This question crops up regularly, and I suspect it's the cause of a lot of worry for those just getting to know the teachings. It was for me at one time. The confusion is caused by the ultimate non-duality of knower and known, experience and experiencer.
Once these distinctions are transcended then we cannot talk about experiencing and knowing in the usual way. Both processes are inherently dualistic.
Hence at profound level of Consciousness and Reality all talk is of Identity, Being and Pristine Awareness. The Upanishads tell us there is no intentional consciousness after death. What there would be is something that probably can never make sense to a person who has spent no time exploring the roots of consciousness.

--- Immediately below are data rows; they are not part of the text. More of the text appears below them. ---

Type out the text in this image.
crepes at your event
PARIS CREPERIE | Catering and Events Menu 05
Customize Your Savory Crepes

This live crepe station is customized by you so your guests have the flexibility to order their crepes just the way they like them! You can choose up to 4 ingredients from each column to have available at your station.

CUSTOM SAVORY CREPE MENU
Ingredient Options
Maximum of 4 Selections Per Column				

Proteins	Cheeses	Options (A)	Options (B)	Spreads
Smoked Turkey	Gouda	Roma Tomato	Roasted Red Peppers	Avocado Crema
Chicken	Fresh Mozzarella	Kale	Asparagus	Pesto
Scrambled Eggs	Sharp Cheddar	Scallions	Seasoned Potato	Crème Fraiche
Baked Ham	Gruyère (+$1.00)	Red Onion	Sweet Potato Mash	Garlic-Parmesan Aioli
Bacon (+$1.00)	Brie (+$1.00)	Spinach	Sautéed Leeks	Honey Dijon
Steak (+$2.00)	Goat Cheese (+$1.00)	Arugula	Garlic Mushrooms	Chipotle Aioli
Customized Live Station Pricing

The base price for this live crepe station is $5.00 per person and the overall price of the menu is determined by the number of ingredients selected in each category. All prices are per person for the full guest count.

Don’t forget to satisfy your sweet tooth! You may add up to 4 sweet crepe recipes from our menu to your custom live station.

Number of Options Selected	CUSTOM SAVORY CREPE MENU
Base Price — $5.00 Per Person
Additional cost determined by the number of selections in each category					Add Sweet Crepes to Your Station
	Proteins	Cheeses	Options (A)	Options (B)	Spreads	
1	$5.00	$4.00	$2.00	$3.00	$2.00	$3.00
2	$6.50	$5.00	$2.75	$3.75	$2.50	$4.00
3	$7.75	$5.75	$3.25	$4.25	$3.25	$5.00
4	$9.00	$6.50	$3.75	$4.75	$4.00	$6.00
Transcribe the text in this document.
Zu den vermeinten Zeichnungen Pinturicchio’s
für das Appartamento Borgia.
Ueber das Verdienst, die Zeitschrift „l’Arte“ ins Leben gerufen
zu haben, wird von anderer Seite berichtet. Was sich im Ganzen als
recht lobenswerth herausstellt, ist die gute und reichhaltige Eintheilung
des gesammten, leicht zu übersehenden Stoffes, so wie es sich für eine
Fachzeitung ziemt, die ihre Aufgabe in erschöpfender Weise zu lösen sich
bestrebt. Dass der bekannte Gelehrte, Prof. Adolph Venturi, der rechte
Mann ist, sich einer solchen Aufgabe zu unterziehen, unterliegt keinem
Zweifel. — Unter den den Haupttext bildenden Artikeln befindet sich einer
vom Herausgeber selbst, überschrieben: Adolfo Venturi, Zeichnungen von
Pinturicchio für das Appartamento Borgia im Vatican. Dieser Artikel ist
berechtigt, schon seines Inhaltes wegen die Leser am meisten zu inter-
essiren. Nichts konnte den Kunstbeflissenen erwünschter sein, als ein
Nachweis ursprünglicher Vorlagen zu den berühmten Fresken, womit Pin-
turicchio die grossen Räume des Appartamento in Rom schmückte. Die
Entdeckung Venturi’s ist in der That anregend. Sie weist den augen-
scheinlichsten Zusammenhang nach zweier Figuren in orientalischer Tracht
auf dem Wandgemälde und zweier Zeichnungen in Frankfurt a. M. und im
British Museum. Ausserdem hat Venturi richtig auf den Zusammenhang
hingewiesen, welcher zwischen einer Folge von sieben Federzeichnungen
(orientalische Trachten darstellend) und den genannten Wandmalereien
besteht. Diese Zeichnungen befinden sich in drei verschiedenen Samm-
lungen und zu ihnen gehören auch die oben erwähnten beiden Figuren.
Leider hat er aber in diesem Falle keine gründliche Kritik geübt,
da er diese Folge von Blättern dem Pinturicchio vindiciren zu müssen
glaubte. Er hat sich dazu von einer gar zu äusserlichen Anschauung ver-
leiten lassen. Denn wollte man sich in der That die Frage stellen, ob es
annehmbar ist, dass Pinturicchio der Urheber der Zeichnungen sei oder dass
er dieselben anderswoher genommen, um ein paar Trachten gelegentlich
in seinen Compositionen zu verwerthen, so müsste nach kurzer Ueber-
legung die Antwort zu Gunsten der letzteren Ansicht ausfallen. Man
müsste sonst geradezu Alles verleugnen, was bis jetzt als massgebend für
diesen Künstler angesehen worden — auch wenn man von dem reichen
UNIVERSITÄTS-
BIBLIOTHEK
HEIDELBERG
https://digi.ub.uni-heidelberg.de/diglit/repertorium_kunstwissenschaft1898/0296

The crucial point is that Buddhism is not epistemological nihilism. This is a kind of nihilism that is also omniscience. By going beyond the knower-known distinction we would acquire a knowledge of knowledge and experience that is of all knowing and all experiencing, not just of some particular knowledge or experience. Hence the Upanishads also say, 'The voidness of one thing is the voidness of all'. That is, when we understand the nature of one thing we understand the nature of all. In the same way, when we understand the nature of knowing and experiencing we do so for all knowledge and all experience.
Bernardo Kastrup has a highly relevant poem on youtube called 'Legacy of a Truth-Seeker'. This is not really an explanation of anything but it covers a lot of the ground. https://www.youtube.com/watch?v=ZgiwVYZM5A8
I feel your opening statement is not quite right. It is the Perennial view that what is fundamental and original is knowing. This is what distinguishes or characterises consciousness. But this would not be a knowing that requires a division into knower and known. It is not what we usually call knowing but Being, the simple fact of 'I Am' that Descartes spotted was not relative and could not be doubted. This 'knowledge by identity' would be the basis for all knowing for the knower would be the identity, the knowledge the knower. There would be nothing to know except the knower.
Theists capture something like this idea when they speak of God spending eternity basking in His own glory or contemplating on His own nature. The connection to Buddhism can be made by way of the idea of 'Godhead', not a God but a state or 'hypostase' of Consciousness and Reality.
This is about 'pure knowing'. Rupert Spira gives a talk on the topic here. https://www.youtube.com/watch?v=GhCcYU_vzIM
He doesn't rush so you may need to make a brew and settle in.
In the end all you can do is test the teachings in your own practice, but it would be important to avoid the idea they are pessimistic.